Quand Claude Miller a lu le roman de Philippe Grimbert, il y a tout de suite perçu un écho de sa propre histoire. "Je suis né en 1942. Il n'y a pas beaucoup de survivants dans ma famille : la plupart de mes oncles, tantes et grands-parents ne sont pas revenus des camps de concentration. Enfant puis adolescent, je fus hanté par cette histoire traumatisante et anxiogène. J'en ai conçu des peurs et des phobies. (...) Mais, bizarrement, c'était un thème dont je n'avais parlé dans aucun de mes films précédents." Certes, Claude Miller n'a jamais abordé cette période ; mais le thème du secret familial pesant sur la vie d'un enfant était au cœur d'un de ses films les plus personnels, "La Classe de Neige".
On retrouve d'ailleurs dans "Un Secret" le même traveling avant sur la porte au fond du couloir, la même ambiance bleutée de dissimulation menaçante. Mais ici, il ne s'agit pas d'un seul secret, mais de toute une série qui s'emboîtent comme des poupées russes, certains évidents, d'autres plus surprenants.
Je n'avais pas lu le roman de Grimbert dont est tiré le scénario.

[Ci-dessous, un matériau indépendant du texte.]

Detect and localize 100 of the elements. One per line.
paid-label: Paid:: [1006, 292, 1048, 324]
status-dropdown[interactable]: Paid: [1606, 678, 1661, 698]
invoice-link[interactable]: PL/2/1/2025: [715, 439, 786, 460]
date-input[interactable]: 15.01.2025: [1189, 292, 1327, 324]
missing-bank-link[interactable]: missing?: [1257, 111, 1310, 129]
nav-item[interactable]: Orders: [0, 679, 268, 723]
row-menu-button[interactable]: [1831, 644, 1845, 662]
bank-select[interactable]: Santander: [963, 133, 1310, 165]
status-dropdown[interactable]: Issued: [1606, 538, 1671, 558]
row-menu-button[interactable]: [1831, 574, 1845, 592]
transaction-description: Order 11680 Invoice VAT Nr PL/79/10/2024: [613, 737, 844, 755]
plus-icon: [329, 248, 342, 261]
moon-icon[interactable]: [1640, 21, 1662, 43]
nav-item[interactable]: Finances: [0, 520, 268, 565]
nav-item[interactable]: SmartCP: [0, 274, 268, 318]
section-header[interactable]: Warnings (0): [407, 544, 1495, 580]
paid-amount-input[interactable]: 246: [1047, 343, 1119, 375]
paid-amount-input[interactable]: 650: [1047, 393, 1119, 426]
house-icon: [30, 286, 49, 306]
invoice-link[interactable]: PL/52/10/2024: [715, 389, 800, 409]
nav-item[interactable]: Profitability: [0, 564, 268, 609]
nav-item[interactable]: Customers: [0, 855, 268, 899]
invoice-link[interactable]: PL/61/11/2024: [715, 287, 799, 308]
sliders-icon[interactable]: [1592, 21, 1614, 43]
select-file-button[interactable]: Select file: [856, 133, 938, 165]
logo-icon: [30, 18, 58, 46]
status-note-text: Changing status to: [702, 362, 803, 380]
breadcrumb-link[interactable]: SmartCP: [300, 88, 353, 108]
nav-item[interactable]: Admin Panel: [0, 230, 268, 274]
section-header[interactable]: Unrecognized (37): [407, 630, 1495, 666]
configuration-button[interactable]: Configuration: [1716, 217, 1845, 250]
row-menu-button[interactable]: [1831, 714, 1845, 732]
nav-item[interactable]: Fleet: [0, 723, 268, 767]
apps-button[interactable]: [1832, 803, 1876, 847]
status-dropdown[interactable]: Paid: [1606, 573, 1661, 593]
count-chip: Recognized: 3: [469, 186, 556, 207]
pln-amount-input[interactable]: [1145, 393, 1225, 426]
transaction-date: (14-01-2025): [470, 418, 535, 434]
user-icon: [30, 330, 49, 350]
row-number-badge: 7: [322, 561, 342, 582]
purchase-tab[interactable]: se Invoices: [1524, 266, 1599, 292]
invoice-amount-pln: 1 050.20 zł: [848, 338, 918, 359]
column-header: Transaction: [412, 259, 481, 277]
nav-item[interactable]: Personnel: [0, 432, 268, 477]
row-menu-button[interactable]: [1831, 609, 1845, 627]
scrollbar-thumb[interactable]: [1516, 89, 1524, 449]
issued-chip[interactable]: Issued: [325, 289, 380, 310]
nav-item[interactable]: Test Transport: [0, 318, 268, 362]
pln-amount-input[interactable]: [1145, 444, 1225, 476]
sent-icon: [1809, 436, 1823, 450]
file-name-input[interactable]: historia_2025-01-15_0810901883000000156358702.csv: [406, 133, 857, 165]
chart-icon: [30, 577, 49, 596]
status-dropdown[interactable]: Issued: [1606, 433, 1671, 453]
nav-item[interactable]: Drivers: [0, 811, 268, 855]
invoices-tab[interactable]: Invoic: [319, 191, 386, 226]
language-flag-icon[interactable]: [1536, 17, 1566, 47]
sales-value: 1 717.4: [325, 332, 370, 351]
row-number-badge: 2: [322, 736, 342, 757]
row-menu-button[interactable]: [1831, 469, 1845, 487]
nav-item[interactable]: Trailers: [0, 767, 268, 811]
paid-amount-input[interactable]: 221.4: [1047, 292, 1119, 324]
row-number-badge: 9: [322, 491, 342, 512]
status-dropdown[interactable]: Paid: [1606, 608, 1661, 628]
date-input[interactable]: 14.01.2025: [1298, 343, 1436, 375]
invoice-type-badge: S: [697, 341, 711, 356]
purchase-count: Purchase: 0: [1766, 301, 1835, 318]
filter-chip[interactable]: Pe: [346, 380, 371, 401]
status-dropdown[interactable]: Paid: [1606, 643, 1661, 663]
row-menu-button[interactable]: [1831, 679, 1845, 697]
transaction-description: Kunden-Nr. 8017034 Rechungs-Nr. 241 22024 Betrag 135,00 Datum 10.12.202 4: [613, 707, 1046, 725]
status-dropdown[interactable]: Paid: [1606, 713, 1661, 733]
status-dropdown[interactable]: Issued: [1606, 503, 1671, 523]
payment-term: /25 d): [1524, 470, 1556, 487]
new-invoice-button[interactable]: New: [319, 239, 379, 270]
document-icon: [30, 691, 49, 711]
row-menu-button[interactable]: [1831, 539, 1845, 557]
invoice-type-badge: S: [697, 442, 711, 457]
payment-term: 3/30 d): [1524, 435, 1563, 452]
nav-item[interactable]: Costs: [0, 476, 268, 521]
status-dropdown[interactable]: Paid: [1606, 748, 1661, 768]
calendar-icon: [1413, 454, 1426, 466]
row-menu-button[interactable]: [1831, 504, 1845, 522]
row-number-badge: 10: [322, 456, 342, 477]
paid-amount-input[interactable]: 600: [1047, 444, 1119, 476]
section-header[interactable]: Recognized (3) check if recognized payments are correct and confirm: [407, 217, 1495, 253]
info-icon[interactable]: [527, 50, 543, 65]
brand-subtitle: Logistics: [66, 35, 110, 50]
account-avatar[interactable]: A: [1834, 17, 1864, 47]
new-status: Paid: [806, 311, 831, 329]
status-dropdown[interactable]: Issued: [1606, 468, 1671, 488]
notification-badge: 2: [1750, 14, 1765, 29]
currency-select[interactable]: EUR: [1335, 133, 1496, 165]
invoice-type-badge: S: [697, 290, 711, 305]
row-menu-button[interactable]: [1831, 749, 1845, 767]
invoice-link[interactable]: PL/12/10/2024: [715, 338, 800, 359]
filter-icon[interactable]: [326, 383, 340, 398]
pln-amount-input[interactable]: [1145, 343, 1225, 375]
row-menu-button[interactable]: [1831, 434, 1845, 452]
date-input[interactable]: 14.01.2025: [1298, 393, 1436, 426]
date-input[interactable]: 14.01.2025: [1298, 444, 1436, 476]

Je ne sais donc pas d'où provient la gêne qui m'a empêché d'adhérer complètement à l'histoire : trouve-t-elle son origine dans un enchaînement des actions trop prévisible parce que trop symbolique de la destinée des juifs pendant la guerre, ou à une réalisation trop parfaite, et donc trop lisse pour un tel sujet ? La volonté de raconter que derrière une extermination de masse qui est parvenu à transformer l'homme en statistique, se trouvent une multitude de destins et d'histoires individuelles, débouche paradoxalement sur l'effet inverse : on passe le film à chercher quel est le véritable sujet, la déception du père, la culpabilité des parents, la judaïté refoulée du fils ?
La scène où à 15 ans, François massacre à coup de poings son voisin coupable de vannes antisémites, alors qu'il venait de proclamer à Louise son refus de se considérer comme juif, est emblématique de l'ensemble du film : on comprend parfaitement pourquoi elle a été écrite, mais justement parce qu'elle n'est justifiée que par cette seule évidence, on n'y croit pas. Il en va de même pour la réalisation, dont la perfection formelle est trop voyante. Le jeu de répétition entre le passé rêvé et la réalité, le choix de la permanence des lieux (la cour de l'immeuble, la piscine de l'Alsacienne) pour renforcer l'impression d'imposture du cadet, tout cela souligne encore un propos déjà très appuyé.
Heureusement, il y a les acteurs, et particulièrement les actrices. Julie Depardieu, vieille fille amie de la famille et confidente de François ; Cécile de France, avec sa beauté légèrement androgyne ; et surtout Ludivine Sagnier, loin des femmes-enfants un peu garces de ses derniers films, capable de faire comprendre d'un regard tout le basculement qui s'opère en elle.